Latest Program: Kenneth DPRD DKI Minta Program Padat Karya Jadi Jalan Naik Kelas bagi Pekerja Jakarta
Latest Program – Anggota DPRD DKI Jakarta, Kenneth, mengkritik program padat karya yang baru diluncurkan pemerintah setempat. Ia berharap program ini tidak hanya menyelesaikan masalah pengangguran sementara, tetapi juga menjadi sarana berkelanjutan untuk memperkuat kualitas tenaga kerja di Jakarta. Dalam pernyataannya, Kenneth menekankan bahwa program padat karya harus dirancang dengan perhatian khusus pada pengembangan kompetensi dan pelatihan, agar peserta mampu beradaptasi dengan perubahan ekonomi kota.
Program Padat Karya Sebagai Solusi Berkelanjutan
Kenneth menyatakan bahwa 2.843 lowongan kerja yang dibuka melalui program padat karya adalah langkah awal yang baik. Namun, menurutnya, keberhasilan program ini bergantung pada strategi yang jelas dan berorientasi jangka panjang. “Latest Program ini harus memberikan dampak yang lebih mendalam, bukan hanya sebatas mengurangi angka pengangguran, tetapi juga membuka peluang untuk meningkatkan keterampilan dan produktivitas pekerja,” ujarnya.
“Program padat karya bisa menjadi jalan naik kelas bagi pekerja Jakarta jika peserta diberikan pelatihan sesuai kebutuhan industri. Mereka perlu ditempatkan berdasarkan kompetensi, bukan hanya karena prioritas politik,”
Dalam upaya meningkatkan relevansi program, Kenneth menyarankan agar pemerintah lebih memperhatikan sektor-sektor strategis seperti pemeliharaan lingkungan, penataan permukiman, dan pengembangan ekonomi hijau. Ia juga menekankan pentingnya mengintegrasikan pelatihan ke dalam setiap tahap program, agar peserta benar-benar siap memasuki dunia kerja yang kompetitif. “Latest Program ini bisa menjadi jembatan antara pengangguran dan kemandirian ekonomi masyarakat lokal,” tambahnya.

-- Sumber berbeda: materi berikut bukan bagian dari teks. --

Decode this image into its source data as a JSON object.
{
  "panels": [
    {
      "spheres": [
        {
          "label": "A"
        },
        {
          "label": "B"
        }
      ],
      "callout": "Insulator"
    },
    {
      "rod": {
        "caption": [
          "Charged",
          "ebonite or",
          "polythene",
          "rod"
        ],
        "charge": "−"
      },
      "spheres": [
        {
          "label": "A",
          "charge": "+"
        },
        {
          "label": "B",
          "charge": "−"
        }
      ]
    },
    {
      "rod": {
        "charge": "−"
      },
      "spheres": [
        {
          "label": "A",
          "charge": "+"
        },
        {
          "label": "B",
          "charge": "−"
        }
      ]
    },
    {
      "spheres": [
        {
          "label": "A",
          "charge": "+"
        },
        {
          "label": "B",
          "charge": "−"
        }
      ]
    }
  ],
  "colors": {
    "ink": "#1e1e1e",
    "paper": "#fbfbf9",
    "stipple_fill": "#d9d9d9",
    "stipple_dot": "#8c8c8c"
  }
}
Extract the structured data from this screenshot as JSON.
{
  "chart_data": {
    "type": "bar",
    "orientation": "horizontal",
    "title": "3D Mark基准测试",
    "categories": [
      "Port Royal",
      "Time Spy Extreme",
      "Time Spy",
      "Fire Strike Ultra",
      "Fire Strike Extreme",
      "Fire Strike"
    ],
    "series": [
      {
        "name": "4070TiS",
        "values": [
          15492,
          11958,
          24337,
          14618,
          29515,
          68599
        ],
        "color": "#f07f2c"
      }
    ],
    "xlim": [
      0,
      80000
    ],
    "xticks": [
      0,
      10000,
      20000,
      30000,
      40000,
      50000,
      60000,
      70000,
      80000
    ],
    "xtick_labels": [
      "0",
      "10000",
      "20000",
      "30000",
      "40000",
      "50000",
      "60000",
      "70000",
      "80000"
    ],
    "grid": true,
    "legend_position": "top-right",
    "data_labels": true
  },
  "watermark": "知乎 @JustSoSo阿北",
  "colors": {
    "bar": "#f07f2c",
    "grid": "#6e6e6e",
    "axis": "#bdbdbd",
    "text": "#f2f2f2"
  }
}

Sebagai bagian dari solusi, Kenneth mengungkapkan bahwa program padat karya perlu didukung oleh lembaga seperti Pusat Pengembangan Produktivitas Daerah (P3D) dan Balai Latihan Kerja (BLK). Ia menyatakan bahwa kedua institusi tersebut harus aktif dalam memberikan asesmen, pelatihan, serta pemantauan hasil program. “Melalui P3D, peserta bisa mendapatkan keterampilan sesuai kebutuhan usaha, sementara BLK bertugas memperkuat fondasi kompetensi dasar sebelum mereka masuk ke dunia kerja,” jelas Kenneth.
Kenneth juga mengingatkan bahwa transparansi dan akuntabilitas dalam proses seleksi peserta sangat krusial. Ia menyoroti kecurigaan masyarakat terhadap potensi korupsi atau manipulasi dalam penyaluran lowongan. “Latest Program ini harus jadi model yang bisa diikuti, dengan sistem seleksi yang adil dan berbasis data. Syarat pendaftaran harus jelas, agar tidak ada keuntungan berlebihan bagi kelompok tertentu,” tegasnya.
Dalam konteks ekonomi Jakarta yang semakin dinamis, Kenneth berharap program padat karya bisa dijadikan sebagai salah satu prioritas untuk menangani keterampilan tenaga kerja. Ia menegaskan bahwa pemerintah perlu membangun kerja sama dengan sektor swasta, organisasi masyarakat, dan institusi pendidikan untuk memastikan program ini tidak hanya memenuhi kebutuhan sementara, tetapi juga mendorong peningkatan kualifikasi tenaga kerja secara berkelanjutan. “Latest Program ini akan menjadi dasar bagi transisi pekerja Jakarta ke level yang lebih baik, selama ada komitmen pemerintah untuk memperbaiki sistem pelatihan dan rekrutmen,” pungkas Kenneth.